La devoción, dice Santo Tomás de Aquino, "no es otra cosa que una voluntad pronta para entregarse a todo lo que pertenece al servicio de Dios” (S.Th. II‑II, q.82, a.1). La devo­ción, pues, radica en la intimidad de] que se siente inclinado al servicio amoroso de quien le es superior, que en el caso que nos ocupa es la Madre de Dios y Madre de todos los hombres. 

Cuando se acepta con fe y buena voluntad la primacía de Santa María sobre los Angeles y los Santos, por ser la Madre de Dios y por su estrecha relación con los misterios de Cristo Redentor, se produce en los cristianos una actitud de venera­ción a María tal, que se manifiesta en un culto litúrgico lleno de respeto, en devoción personal recia y profunda, en prácti­cas de piedad que la Iglesia recomienda y bendice. Esto no entorpece el culto a Dios, sino que lo favorece e impulsa. 

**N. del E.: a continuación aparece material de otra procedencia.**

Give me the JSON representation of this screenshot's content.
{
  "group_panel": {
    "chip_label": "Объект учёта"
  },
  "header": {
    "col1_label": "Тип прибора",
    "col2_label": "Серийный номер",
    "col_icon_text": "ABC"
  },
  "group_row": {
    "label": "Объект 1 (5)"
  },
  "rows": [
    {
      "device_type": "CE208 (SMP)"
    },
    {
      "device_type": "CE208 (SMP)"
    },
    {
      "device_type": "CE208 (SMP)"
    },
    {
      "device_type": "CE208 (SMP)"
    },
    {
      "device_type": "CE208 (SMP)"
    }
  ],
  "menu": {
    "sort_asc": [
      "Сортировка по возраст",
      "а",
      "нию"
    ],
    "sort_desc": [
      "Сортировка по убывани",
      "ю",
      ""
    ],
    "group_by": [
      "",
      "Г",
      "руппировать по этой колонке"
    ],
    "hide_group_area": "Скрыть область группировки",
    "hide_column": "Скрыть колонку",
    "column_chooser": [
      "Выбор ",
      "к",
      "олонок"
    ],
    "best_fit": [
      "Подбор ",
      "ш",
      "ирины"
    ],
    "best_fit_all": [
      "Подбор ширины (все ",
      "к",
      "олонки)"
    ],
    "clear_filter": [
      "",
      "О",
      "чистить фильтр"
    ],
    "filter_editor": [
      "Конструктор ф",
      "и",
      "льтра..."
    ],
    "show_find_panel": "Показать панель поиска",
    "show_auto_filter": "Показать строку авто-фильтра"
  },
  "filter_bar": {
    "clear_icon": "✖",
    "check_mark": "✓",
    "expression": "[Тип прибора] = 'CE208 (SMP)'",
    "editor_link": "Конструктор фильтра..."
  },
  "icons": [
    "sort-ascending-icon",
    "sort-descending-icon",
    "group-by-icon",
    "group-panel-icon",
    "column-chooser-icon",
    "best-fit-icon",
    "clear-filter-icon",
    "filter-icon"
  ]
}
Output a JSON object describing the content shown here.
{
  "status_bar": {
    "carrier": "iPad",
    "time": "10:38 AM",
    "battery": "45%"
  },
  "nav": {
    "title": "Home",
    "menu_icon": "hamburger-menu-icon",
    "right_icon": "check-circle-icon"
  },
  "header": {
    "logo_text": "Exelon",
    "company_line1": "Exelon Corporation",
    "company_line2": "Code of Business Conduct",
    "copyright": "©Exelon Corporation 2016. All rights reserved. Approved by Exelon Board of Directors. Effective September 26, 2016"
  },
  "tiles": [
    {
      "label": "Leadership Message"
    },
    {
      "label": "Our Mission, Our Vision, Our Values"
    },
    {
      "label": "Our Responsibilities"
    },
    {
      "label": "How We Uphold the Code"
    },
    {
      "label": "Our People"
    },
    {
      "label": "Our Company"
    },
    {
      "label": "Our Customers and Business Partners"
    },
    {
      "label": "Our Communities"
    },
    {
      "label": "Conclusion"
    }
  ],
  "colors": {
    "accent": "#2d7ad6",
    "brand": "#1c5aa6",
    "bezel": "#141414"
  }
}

EL MAGISTERIO DE LA IGLESIA Y LA AUTENTICA DEVOCION A MARIA 

El Concilio Vaticano II enseña que las diversas formas de piedad hacia la Madre de Dios, que la Iglesia ha aprobado dentro de los límites de la sana y ortodoxa doctrina, teniendo en cuenta las circunstancias de lugar y de tiempo, así como el carácter e idiosincracia de los fieles, hacen que, al honrar a la Madre, el Hijo sea más amado. Por ello recomienda también las prácticas de piedad marianas tradicionales, reconocidas por el Magisterio y admitidas por los Obispos de los lugares.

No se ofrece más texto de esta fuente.